Conversion requires root, libguestfs-tools must be installed and all VirtualBox VMs must be powered off. If a password is given, the archive is encrypted using GnuPG.

Building a cloud-image for orga-hosted Hetzner Cloud is easy.

1. First build the regular vulnbox and the cloud bundle as described above.
2. HCLOUD_TOKEN=... packer build vulnbox-cloud.json

If you (optionally) host vulnboxes as organizer, we provide Hetzner cloud images. These cloud images come with OpenVPN preinstalled that connects to the game network. Use cloudinit to provide SSH keys, root password and /etc/openvpn/vulnbox.conf. Include sed '/^root/s/:0:0:99999:/:1:0:99999:/' -i /etc/shadow in cloudinit's runcmd to get rid of some "password reset" issues.

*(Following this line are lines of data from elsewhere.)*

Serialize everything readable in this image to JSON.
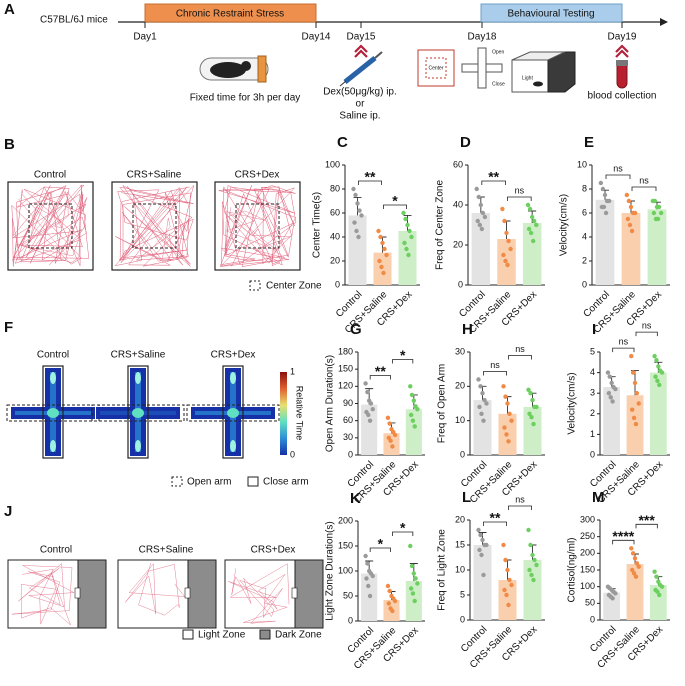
{
  "panel_a": {
    "label": "A",
    "subject": "C57BL/6J mice",
    "phases": [
      "Chronic Restraint Stress",
      "Behavioural Testing"
    ],
    "days": [
      "Day1",
      "Day14",
      "Day15",
      "Day18",
      "Day19"
    ],
    "notes": [
      "Fixed time for 3h per day",
      "Dex(50μg/kg) ip.",
      "or",
      "Saline ip.",
      "blood collection"
    ],
    "icon_labels": [
      "Center",
      "Open",
      "Close",
      "Light"
    ]
  },
  "panel_b": {
    "label": "B",
    "groups": [
      "Control",
      "CRS+Saline",
      "CRS+Dex"
    ],
    "legend": [
      "Center Zone"
    ]
  },
  "panel_f": {
    "label": "F",
    "groups": [
      "Control",
      "CRS+Saline",
      "CRS+Dex"
    ],
    "legend": [
      "Open arm",
      "Close arm"
    ],
    "colorbar": {
      "title": "Relative Time",
      "ticks": [
        0,
        1
      ]
    }
  },
  "panel_j": {
    "label": "J",
    "groups": [
      "Control",
      "CRS+Saline",
      "CRS+Dex"
    ],
    "legend": [
      "Light Zone",
      "Dark Zone"
    ]
  },
  "chart_data": [
    {
      "type": "bar",
      "label": "C",
      "ylabel": "Center Time(s)",
      "categories": [
        "Control",
        "CRS+Saline",
        "CRS+Dex"
      ],
      "values": [
        58,
        27,
        45
      ],
      "errors": [
        15,
        13,
        13
      ],
      "points": [
        [
          80,
          75,
          68,
          62,
          58,
          52,
          45,
          40
        ],
        [
          45,
          40,
          35,
          30,
          25,
          20,
          15,
          10
        ],
        [
          60,
          55,
          50,
          45,
          40,
          35,
          30,
          25
        ]
      ],
      "bar_colors": [
        "#e3e3e3",
        "#f9cfae",
        "#cdeec6"
      ],
      "point_colors": [
        "#9a9a9a",
        "#f08a45",
        "#6ccf5f"
      ],
      "ylim": [
        0,
        100
      ],
      "yticks": [
        0,
        20,
        40,
        60,
        80,
        100
      ],
      "comparisons": [
        {
          "between": [
            0,
            1
          ],
          "label": "**"
        },
        {
          "between": [
            1,
            2
          ],
          "label": "*"
        }
      ]
    },
    {
      "type": "bar",
      "label": "D",
      "ylabel": "Freq of Center Zone",
      "categories": [
        "Control",
        "CRS+Saline",
        "CRS+Dex"
      ],
      "values": [
        36,
        23,
        31
      ],
      "errors": [
        8,
        9,
        6
      ],
      "points": [
        [
          48,
          44,
          40,
          36,
          34,
          32,
          30,
          28
        ],
        [
          38,
          32,
          26,
          22,
          18,
          15,
          12,
          10
        ],
        [
          40,
          38,
          34,
          32,
          30,
          28,
          26,
          22
        ]
      ],
      "bar_colors": [
        "#e3e3e3",
        "#f9cfae",
        "#cdeec6"
      ],
      "point_colors": [
        "#9a9a9a",
        "#f08a45",
        "#6ccf5f"
      ],
      "ylim": [
        0,
        60
      ],
      "yticks": [
        0,
        20,
        40,
        60
      ],
      "comparisons": [
        {
          "between": [
            0,
            1
          ],
          "label": "**"
        },
        {
          "between": [
            1,
            2
          ],
          "label": "ns"
        }
      ]
    },
    {
      "type": "bar",
      "label": "E",
      "ylabel": "Velocity(cm/s)",
      "categories": [
        "Control",
        "CRS+Saline",
        "CRS+Dex"
      ],
      "values": [
        7.1,
        6,
        6.3
      ],
      "errors": [
        0.8,
        1,
        0.6
      ],
      "points": [
        [
          8.5,
          8,
          7.5,
          7,
          7,
          6.5,
          6.5,
          6
        ],
        [
          7.5,
          7,
          6.5,
          6,
          6,
          5.5,
          5,
          4.5
        ],
        [
          7,
          7,
          6.5,
          6.5,
          6,
          6,
          5.5,
          5.5
        ]
      ],
      "bar_colors": [
        "#e3e3e3",
        "#f9cfae",
        "#cdeec6"
      ],
      "point_colors": [
        "#9a9a9a",
        "#f08a45",
        "#6ccf5f"
      ],
      "ylim": [
        0,
        10
      ],
      "yticks": [
        0,
        2,
        4,
        6,
        8,
        10
      ],
      "comparisons": [
        {
          "between": [
            0,
            1
          ],
          "label": "ns"
        },
        {
          "between": [
            1,
            2
          ],
          "label": "ns"
        }
      ]
    },
    {
      "type": "bar",
      "label": "G",
      "ylabel": "Open Arm Duration(s)",
      "categories": [
        "Control",
        "CRS+Saline",
        "CRS+Dex"
      ],
      "values": [
        88,
        38,
        80
      ],
      "errors": [
        28,
        18,
        25
      ],
      "points": [
        [
          125,
          110,
          95,
          90,
          80,
          75,
          70,
          60
        ],
        [
          65,
          55,
          45,
          40,
          35,
          30,
          25,
          15
        ],
        [
          120,
          105,
          95,
          85,
          80,
          70,
          60,
          50
        ]
      ],
      "bar_colors": [
        "#e3e3e3",
        "#f9cfae",
        "#cdeec6"
      ],
      "point_colors": [
        "#9a9a9a",
        "#f08a45",
        "#6ccf5f"
      ],
      "ylim": [
        0,
        180
      ],
      "yticks": [
        0,
        30,
        60,
        90,
        120,
        150,
        180
      ],
      "comparisons": [
        {
          "between": [
            0,
            1
          ],
          "label": "**"
        },
        {
          "between": [
            1,
            2
          ],
          "label": "*"
        }
      ]
    },
    {
      "type": "bar",
      "label": "H",
      "ylabel": "Freq of Open Arm",
      "categories": [
        "Control",
        "CRS+Saline",
        "CRS+Dex"
      ],
      "values": [
        16,
        12,
        14
      ],
      "errors": [
        4,
        5,
        4
      ],
      "points": [
        [
          22,
          20,
          18,
          16,
          15,
          14,
          12,
          10
        ],
        [
          20,
          17,
          15,
          12,
          10,
          8,
          6,
          4
        ],
        [
          19,
          18,
          16,
          14,
          14,
          12,
          11,
          9
        ]
      ],
      "bar_colors": [
        "#e3e3e3",
        "#f9cfae",
        "#cdeec6"
      ],
      "point_colors": [
        "#9a9a9a",
        "#f08a45",
        "#6ccf5f"
      ],
      "ylim": [
        0,
        30
      ],
      "yticks": [
        0,
        10,
        20,
        30
      ],
      "comparisons": [
        {
          "between": [
            0,
            1
          ],
          "label": "ns"
        },
        {
          "between": [
            1,
            2
          ],
          "label": "ns"
        }
      ]
    },
    {
      "type": "bar",
      "label": "I",
      "ylabel": "Velocity(cm/s)",
      "categories": [
        "Control",
        "CRS+Saline",
        "CRS+Dex"
      ],
      "values": [
        3.3,
        2.9,
        4
      ],
      "errors": [
        0.5,
        1.2,
        0.5
      ],
      "points": [
        [
          4,
          3.8,
          3.5,
          3.3,
          3.2,
          3,
          2.8,
          2.6
        ],
        [
          4.8,
          4,
          3.5,
          3,
          2.5,
          2.2,
          1.8,
          1.5
        ],
        [
          4.8,
          4.6,
          4.3,
          4.1,
          4,
          3.8,
          3.6,
          3.4
        ]
      ],
      "bar_colors": [
        "#e3e3e3",
        "#f9cfae",
        "#cdeec6"
      ],
      "point_colors": [
        "#9a9a9a",
        "#f08a45",
        "#6ccf5f"
      ],
      "ylim": [
        0,
        5
      ],
      "yticks": [
        0,
        1,
        2,
        3,
        4,
        5
      ],
      "comparisons": [
        {
          "between": [
            0,
            1
          ],
          "label": "ns"
        },
        {
          "between": [
            1,
            2
          ],
          "label": "ns"
        }
      ]
    },
    {
      "type": "bar",
      "label": "K",
      "ylabel": "Light Zone Duration(s)",
      "categories": [
        "Control",
        "CRS+Saline",
        "CRS+Dex"
      ],
      "values": [
        95,
        42,
        80
      ],
      "errors": [
        25,
        17,
        35
      ],
      "points": [
        [
          130,
          115,
          100,
          95,
          90,
          85,
          70,
          50
        ],
        [
          70,
          60,
          50,
          45,
          40,
          35,
          25,
          20
        ],
        [
          150,
          110,
          95,
          85,
          75,
          65,
          55,
          40
        ]
      ],
      "bar_colors": [
        "#e3e3e3",
        "#f9cfae",
        "#cdeec6"
      ],
      "point_colors": [
        "#9a9a9a",
        "#f08a45",
        "#6ccf5f"
      ],
      "ylim": [
        0,
        200
      ],
      "yticks": [
        0,
        50,
        100,
        150,
        200
      ],
      "comparisons": [
        {
          "between": [
            0,
            1
          ],
          "label": "*"
        },
        {
          "between": [
            1,
            2
          ],
          "label": "*"
        }
      ]
    },
    {
      "type": "bar",
      "label": "L",
      "ylabel": "Freq of Light Zone",
      "categories": [
        "Control",
        "CRS+Saline",
        "CRS+Dex"
      ],
      "values": [
        15,
        8,
        12
      ],
      "errors": [
        2.5,
        4,
        3
      ],
      "points": [
        [
          18,
          17,
          16,
          15,
          15,
          14,
          13,
          9
        ],
        [
          15,
          12,
          10,
          8,
          7,
          6,
          5,
          3
        ],
        [
          18,
          15,
          13,
          12,
          11,
          10,
          9,
          8
        ]
      ],
      "bar_colors": [
        "#e3e3e3",
        "#f9cfae",
        "#cdeec6"
      ],
      "point_colors": [
        "#9a9a9a",
        "#f08a45",
        "#6ccf5f"
      ],
      "ylim": [
        0,
        20
      ],
      "yticks": [
        0,
        5,
        10,
        15,
        20
      ],
      "comparisons": [
        {
          "between": [
            0,
            1
          ],
          "label": "**"
        },
        {
          "between": [
            1,
            2
          ],
          "label": "ns"
        }
      ]
    },
    {
      "type": "bar",
      "label": "M",
      "ylabel": "Cortisol(ng/ml)",
      "categories": [
        "Control",
        "CRS+Saline",
        "CRS+Dex"
      ],
      "values": [
        82,
        168,
        105
      ],
      "errors": [
        12,
        30,
        25
      ],
      "points": [
        [
          100,
          95,
          90,
          85,
          80,
          75,
          70,
          65
        ],
        [
          215,
          200,
          185,
          170,
          160,
          150,
          140,
          130
        ],
        [
          145,
          130,
          115,
          105,
          100,
          90,
          85,
          75
        ]
      ],
      "bar_colors": [
        "#e3e3e3",
        "#f9cfae",
        "#cdeec6"
      ],
      "point_colors": [
        "#9a9a9a",
        "#f08a45",
        "#6ccf5f"
      ],
      "ylim": [
        0,
        300
      ],
      "yticks": [
        0,
        50,
        100,
        150,
        200,
        250,
        300
      ],
      "comparisons": [
        {
          "between": [
            0,
            1
          ],
          "label": "****"
        },
        {
          "between": [
            1,
            2
          ],
          "label": "***"
        }
      ]
    }
  ]
}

1. First build the regular vulnbox and the cloud bundle as described above.
2. Create a new Hetzner Cloud Server (Debian), boot it into rescue mode.
3. Upload the cloud bundle archive and the scripts from /cloudhosting-scripts to /dev/shm on that machine.
4. Run /dev/shm/install_bundle_for_orgahosted_cloud.sh <uploaded-archive.tar.xz>
5. Shutdown the server and take a snapshot. This snapshot is your image.